In considering the motion of Johnson and Park for summary judgment of dismissal as to them, it is noted that the only allegations of the complaint with reference to them specifically are that Johnson is Director of the Conservation Commission and that Park is Superintendent of Watoga State Park in direct supervision of defendant Tosti-Noc, operator of the horseback-riding concession. It is true that the complaint goes on to aver that “defendants” were negligent in certain particulars, but since the affidavits of Johnson and Park establish that they had no personal knowledge of, or contact or connection with defendant Tosti-Noc’s operations in furnishing riding horses and equipment for rent to the public, it is clear that these allegations of the complaint seek, to impose liability on defendants Johnson and Park on the theory of respondeat superior rather than on any theory of personal negligence.

So limited, the complaint does not state a cause of action. In carrying out their official duties, Johnson and Park did not occupy the position of principals, nor was the defendant Tosti-Noc their agent. There was argument of counsel on the question of whether the.-relationship of defendant Tosti-Noc to the Conservation Commission was that of independent contractor. I think that question is immaterial. Whatever the relationship may have been insofar as it concerned Tosti-Noc, the relationship of Park and Johnson is certainly not that of principals. They had no personal interest in Tosti-Noc’s operations; all their acts were in their representative capacity as public officers; and the applicable legal principle is that a public officer is not liable for the negligence of subordinates unless he cooperates in the act complained of or directs or encourages it. Dowler v. Johnson, 1918, 225 N.Y. 39, 121 N.E. 487, 3 A.L.R. 146; Vance v. Hale, 1928, 156 Tenn. 389, 2 S.W.2d 94, 57 A.L.R. 1029; Hilton v. Oliver, 1928, 204 Cal. 535, 269 P. 425, 61 A.L.R. 297; 67 C.J.S., Officers, § 128; 43 Am.Jur., Public Officers, Sec. 281. If there were an agency at all under circumstances of this kind, the State would be the principal, and the State is not liable to suit.

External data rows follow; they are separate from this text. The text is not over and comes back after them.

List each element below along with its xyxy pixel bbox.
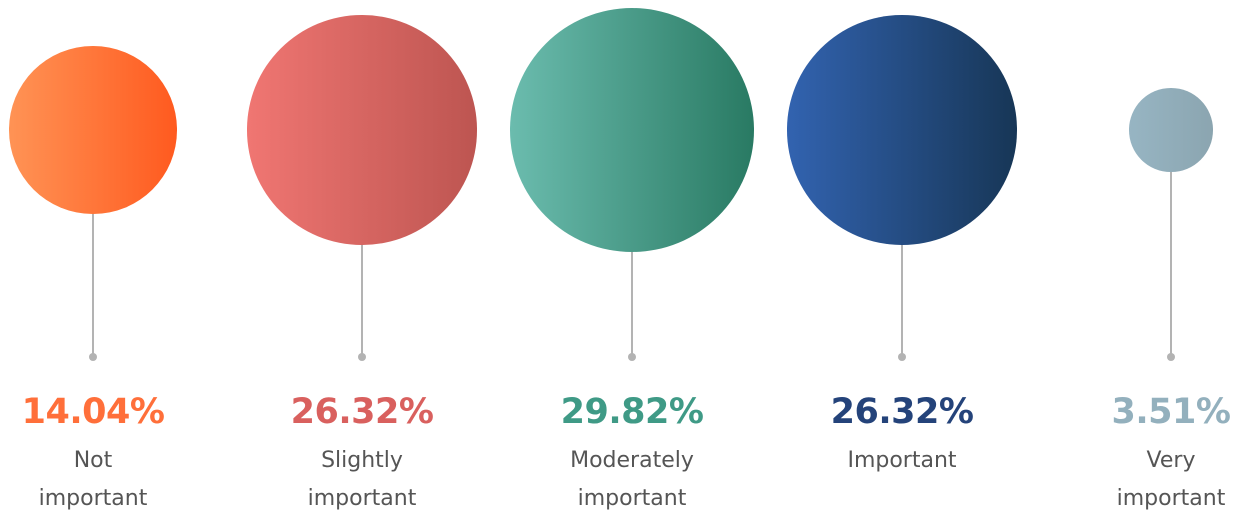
bubble xyxy=(510,8,754,252)
bubble xyxy=(1129,88,1213,172)
value-label: 14.04% xyxy=(0,388,203,436)
category-label-line: important xyxy=(0,480,203,518)
bubble-item: 26.32% Important xyxy=(792,0,1012,518)
bubble-item: 29.82% Moderately important xyxy=(522,0,742,518)
bubble xyxy=(9,46,176,213)
category-label: Slightly important xyxy=(252,442,472,518)
bubble xyxy=(787,15,1016,244)
category-label: Important xyxy=(792,442,1012,480)
bubble-item: 26.32% Slightly important xyxy=(252,0,472,518)
category-label-line: important xyxy=(252,480,472,518)
category-label: Not important xyxy=(0,442,203,518)
value-label: 29.82% xyxy=(522,388,742,436)
bubble-item: 14.04% Not important xyxy=(0,0,203,518)
bubble-item: 3.51% Very important xyxy=(1061,0,1243,518)
category-label-line: Moderately xyxy=(522,442,742,480)
category-label-line: important xyxy=(1061,480,1243,518)
stem-dot xyxy=(89,353,97,361)
value-label: 26.32% xyxy=(792,388,1012,436)
category-label-line: Very xyxy=(1061,442,1243,480)
value-label: 3.51% xyxy=(1061,388,1243,436)
bubble xyxy=(247,15,476,244)
category-label-line: important xyxy=(522,480,742,518)
stem-dot xyxy=(628,353,636,361)
category-label-line: Not xyxy=(0,442,203,480)
value-label: 26.32% xyxy=(252,388,472,436)
category-label: Very important xyxy=(1061,442,1243,518)
category-label: Moderately important xyxy=(522,442,742,518)
stem-dot xyxy=(1167,353,1175,361)
category-label-line: Important xyxy=(792,442,1012,480)
stem-dot xyxy=(898,353,906,361)
stem-dot xyxy=(358,353,366,361)
category-label-line: Slightly xyxy=(252,442,472,480)
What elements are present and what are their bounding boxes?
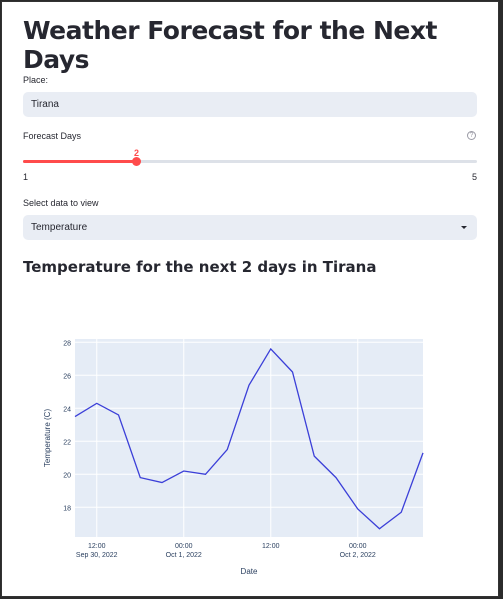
slider-thumb[interactable]: [132, 157, 141, 166]
forecast-days-label: Forecast Days: [23, 131, 82, 141]
place-label: Place:: [23, 75, 49, 85]
x-tick-sublabel: Sep 30, 2022: [76, 552, 118, 559]
x-axis-label: Date: [241, 567, 258, 576]
y-tick-label: 22: [63, 439, 71, 446]
slider-value: 2: [133, 148, 140, 158]
y-axis-label: Temperature (C): [43, 409, 52, 468]
question-circle-icon[interactable]: ?: [467, 131, 476, 140]
temperature-line: [74, 347, 424, 530]
x-tick-label: 12:00: [262, 543, 280, 550]
x-tick-label: 00:00: [349, 543, 367, 550]
slider-track[interactable]: [23, 160, 477, 163]
x-tick-label: 12:00: [88, 543, 106, 550]
plot-area: [75, 339, 423, 537]
x-tick-label: 00:00: [175, 543, 193, 550]
temperature-chart[interactable]: 18 20 22 24 26 28 12:00 Sep 30, 2022 00:00 Oct 1,…: [2, 322, 499, 584]
place-input[interactable]: [23, 92, 477, 117]
y-tick-label: 28: [63, 340, 71, 347]
y-tick-label: 18: [63, 505, 71, 512]
y-tick-label: 24: [63, 406, 71, 413]
data-select[interactable]: Temperature: [23, 215, 477, 240]
y-tick-label: 20: [63, 472, 71, 479]
y-tick-label: 26: [63, 373, 71, 380]
data-select-value: Temperature: [31, 222, 88, 233]
page-title: Weather Forecast for the Next Days: [23, 16, 437, 74]
x-tick-sublabel: Oct 2, 2022: [340, 552, 376, 559]
x-tick-sublabel: Oct 1, 2022: [166, 552, 202, 559]
select-data-label: Select data to view: [23, 198, 99, 208]
caret-down-icon[interactable]: [461, 226, 467, 229]
slider-min-label: 1: [23, 172, 29, 182]
forecast-days-slider[interactable]: 2 1 5: [23, 147, 477, 182]
section-heading: Temperature for the next 2 days in Tiran…: [23, 258, 377, 276]
slider-max-label: 5: [471, 172, 477, 182]
slider-fill: [23, 160, 137, 163]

The motion for summary judgment on behalf of Johnson and Park will be sustained and the case dismissed as to them.

Although raised in the answer of defendant Tosti-Noc and not by motion, I thought it proper that the defense of lack of jurisdiction be inquired into in advance of trial or pretrial conference, and have therefore had briefs submitted on this question which have been fully considered.

Formerly, there was some conflict of authority on the question whether federal courts had jurisdiction of a suit between citizens of a state and citizens of another state together with aliens. The old case of Tracy v. Morel and some legal texts are to the effect that jurisdiction is lacking in such cases. However, the Constitutional power of Congress to establish such a jurisdiction seems not to have been questioned. See Tracy v. Morel, C.C., 88 F. 801; Black, Dillon on Removal of Causes, Sec. 66-89; Simkins, Federal Suit in Equity, pp. 86-87; Hughes, Federal Procedure, Sec. 119. The more modern cases, even where decided under the old statute, are not in accord with Tracy v. Morel. Hunter v. Shell Oil Co., 5 Cir., 198 F.2d 485; W. H. Goff Co. v. Lamborn & Co., 5 Cir., 281 F. 613; H. G. Baker & Bro. v. Pinkham, D.C., 211 F. 728; Ladew v. Tennes*417see Copper Co., C.C., 179 F. 245. Moreover, the federal statute dealing with jurisdiction in cases of diverse citizenship has now been amended, U.S.C.A. Tit. 28, § 1332, so as to confer this jurisdiction specifically.

I hold therefore that this court has jurisdiction of this suit. It may therefore go forward as against the individual defendant Countess Maria Renata Tosti-Noc.

An appropriate order may be submitted.